Leave the crag as you found it and leave no trace. Don't leave tick marks (chalked lines that 'point' to holds to make it easier to spot and target them mid-climb) behind, brush them off.
Toilet responsibly and respectfully, away and out of view of other crag users and walkers. Always try to use facilities before or after climbing if possible.
Don't play loud music or leave your kit strewn around. If you have a crag dog, make sure that dogs are permitted (is there livestock in the area?), that it's a safe and comfortable location for a dog, and that you have trained the dog well enough not to run away or disturb other crag-goers (if you follow these simple rules, you might even find a few very willing volunteers to play with/feed/cuddle the dog).
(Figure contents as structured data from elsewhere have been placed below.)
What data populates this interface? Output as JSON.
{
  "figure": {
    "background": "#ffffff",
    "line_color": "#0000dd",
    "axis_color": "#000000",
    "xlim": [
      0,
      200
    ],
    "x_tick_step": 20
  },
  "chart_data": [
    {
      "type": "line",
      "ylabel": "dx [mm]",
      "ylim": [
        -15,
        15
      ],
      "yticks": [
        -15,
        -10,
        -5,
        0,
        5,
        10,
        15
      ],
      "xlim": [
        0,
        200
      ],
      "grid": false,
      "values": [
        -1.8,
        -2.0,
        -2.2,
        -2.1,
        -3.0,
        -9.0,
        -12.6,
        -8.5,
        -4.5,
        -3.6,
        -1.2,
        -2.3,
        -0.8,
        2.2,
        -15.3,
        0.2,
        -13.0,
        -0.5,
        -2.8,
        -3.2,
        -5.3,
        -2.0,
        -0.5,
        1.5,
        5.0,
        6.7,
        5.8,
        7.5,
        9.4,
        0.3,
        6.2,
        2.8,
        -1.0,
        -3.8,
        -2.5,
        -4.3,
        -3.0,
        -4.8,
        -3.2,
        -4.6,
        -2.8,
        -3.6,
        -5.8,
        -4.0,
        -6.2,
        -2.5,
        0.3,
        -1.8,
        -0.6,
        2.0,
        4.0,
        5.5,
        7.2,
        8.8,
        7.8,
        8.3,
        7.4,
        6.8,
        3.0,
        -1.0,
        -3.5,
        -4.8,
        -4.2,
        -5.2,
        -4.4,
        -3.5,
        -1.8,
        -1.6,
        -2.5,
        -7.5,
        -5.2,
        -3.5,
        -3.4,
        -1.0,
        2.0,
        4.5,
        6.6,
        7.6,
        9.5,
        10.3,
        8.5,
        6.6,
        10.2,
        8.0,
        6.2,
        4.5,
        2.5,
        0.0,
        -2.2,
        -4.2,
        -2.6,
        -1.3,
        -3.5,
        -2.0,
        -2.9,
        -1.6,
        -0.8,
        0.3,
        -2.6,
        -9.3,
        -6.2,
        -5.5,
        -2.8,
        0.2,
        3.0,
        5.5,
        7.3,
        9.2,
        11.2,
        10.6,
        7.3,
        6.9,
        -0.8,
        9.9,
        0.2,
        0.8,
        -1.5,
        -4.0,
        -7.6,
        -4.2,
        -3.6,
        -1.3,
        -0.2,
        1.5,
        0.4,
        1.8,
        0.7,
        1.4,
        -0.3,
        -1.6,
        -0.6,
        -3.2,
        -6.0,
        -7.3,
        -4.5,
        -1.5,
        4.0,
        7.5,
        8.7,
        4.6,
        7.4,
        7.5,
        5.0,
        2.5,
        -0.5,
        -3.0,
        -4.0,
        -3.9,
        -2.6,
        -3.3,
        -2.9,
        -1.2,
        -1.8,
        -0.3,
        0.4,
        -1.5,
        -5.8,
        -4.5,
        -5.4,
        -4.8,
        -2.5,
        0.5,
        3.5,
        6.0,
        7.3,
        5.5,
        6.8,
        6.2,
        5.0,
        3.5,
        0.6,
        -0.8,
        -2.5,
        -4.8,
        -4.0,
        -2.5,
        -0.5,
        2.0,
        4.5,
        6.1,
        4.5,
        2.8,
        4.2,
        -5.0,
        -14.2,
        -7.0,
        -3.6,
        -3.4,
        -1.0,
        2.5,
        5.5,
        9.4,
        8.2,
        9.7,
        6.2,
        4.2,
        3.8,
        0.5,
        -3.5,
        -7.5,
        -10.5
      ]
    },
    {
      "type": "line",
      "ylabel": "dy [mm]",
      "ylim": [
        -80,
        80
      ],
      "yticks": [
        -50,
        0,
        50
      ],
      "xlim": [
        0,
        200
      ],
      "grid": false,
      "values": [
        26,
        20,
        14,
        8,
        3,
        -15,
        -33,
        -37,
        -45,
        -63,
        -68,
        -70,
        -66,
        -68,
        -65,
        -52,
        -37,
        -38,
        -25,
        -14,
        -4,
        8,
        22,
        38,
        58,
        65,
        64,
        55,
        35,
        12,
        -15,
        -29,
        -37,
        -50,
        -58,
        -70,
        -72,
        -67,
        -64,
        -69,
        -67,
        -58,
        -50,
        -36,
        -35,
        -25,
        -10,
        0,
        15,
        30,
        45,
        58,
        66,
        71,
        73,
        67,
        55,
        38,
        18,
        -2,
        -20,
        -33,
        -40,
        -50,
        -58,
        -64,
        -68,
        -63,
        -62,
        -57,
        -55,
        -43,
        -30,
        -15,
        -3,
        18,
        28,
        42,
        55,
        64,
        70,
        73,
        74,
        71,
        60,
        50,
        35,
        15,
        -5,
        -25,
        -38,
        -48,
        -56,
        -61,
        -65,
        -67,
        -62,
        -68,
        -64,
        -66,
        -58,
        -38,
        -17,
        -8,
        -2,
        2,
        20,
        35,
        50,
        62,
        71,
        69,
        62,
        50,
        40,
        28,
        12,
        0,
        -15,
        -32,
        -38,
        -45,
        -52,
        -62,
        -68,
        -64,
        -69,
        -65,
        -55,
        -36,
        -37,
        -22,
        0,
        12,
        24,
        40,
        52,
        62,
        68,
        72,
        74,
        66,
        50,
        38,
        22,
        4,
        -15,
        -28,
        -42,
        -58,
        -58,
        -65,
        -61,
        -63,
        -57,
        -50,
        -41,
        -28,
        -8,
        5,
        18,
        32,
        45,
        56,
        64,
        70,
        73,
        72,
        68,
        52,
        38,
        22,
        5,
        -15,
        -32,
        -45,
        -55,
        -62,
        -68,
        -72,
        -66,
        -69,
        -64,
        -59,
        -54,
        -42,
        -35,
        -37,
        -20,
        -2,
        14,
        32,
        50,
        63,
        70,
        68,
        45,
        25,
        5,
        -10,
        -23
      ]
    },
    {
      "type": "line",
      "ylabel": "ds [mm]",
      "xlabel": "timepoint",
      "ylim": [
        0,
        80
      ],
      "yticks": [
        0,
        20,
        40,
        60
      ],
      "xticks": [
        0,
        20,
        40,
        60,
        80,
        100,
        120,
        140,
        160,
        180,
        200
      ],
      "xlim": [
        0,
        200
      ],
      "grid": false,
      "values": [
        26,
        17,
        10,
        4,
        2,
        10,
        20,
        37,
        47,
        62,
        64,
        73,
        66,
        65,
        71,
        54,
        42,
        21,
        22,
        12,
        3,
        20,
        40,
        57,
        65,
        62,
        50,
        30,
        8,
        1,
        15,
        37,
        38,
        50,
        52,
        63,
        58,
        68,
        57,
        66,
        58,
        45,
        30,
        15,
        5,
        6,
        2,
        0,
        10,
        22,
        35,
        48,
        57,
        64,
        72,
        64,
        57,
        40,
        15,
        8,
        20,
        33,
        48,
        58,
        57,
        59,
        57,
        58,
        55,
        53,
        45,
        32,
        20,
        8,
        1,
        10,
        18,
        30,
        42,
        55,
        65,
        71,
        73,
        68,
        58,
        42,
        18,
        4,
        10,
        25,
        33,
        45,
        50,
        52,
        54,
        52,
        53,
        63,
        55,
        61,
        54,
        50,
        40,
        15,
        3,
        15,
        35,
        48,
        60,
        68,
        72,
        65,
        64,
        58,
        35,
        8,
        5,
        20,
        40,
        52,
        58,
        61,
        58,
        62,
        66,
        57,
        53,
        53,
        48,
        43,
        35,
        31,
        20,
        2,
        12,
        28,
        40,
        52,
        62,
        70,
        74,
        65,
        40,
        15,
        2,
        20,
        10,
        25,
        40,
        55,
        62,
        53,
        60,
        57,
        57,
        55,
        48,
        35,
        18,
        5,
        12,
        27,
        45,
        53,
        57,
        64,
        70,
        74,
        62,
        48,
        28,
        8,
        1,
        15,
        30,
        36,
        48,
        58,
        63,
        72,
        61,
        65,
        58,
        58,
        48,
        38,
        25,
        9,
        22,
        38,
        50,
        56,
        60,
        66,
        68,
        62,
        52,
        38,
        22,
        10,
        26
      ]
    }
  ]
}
10. Get to know your limits and take things slowly
Bouldering outdoors takes some getting used to — the intensity of movement for the grade is often just that bit higher than you'll find at an indoor wall. Don't push too hard and risk getting injured.
Before tackling bold highballs (very high problems, usually above 5m), stick to shorter problems — traverses are a good way to get used to rock and practise your footwork without the exposure.
You've also got to walk-in, keep warm (or cool and shaded) in the elements, constantly assess your landing and move pads, keep your feet clean and spot others carefully, making for a more tiring day overall. This will have an impact on your performance.
Take your time to get used to protecting the ground below boulders and learning to fall well. Don't push through the grades too eagerly at first, as you'll likely find yourself getting shut down and demoralised. Build up the mileage slowly and you'll soon be ticking off your wish list climbs and maybe even matching your level indoors — or surpassing it!
One final point: if you feel that outdoor bouldering isn't for you after your first time, maybe give it another try — but don't feel pressured to enjoy something just because others do and you think you have to.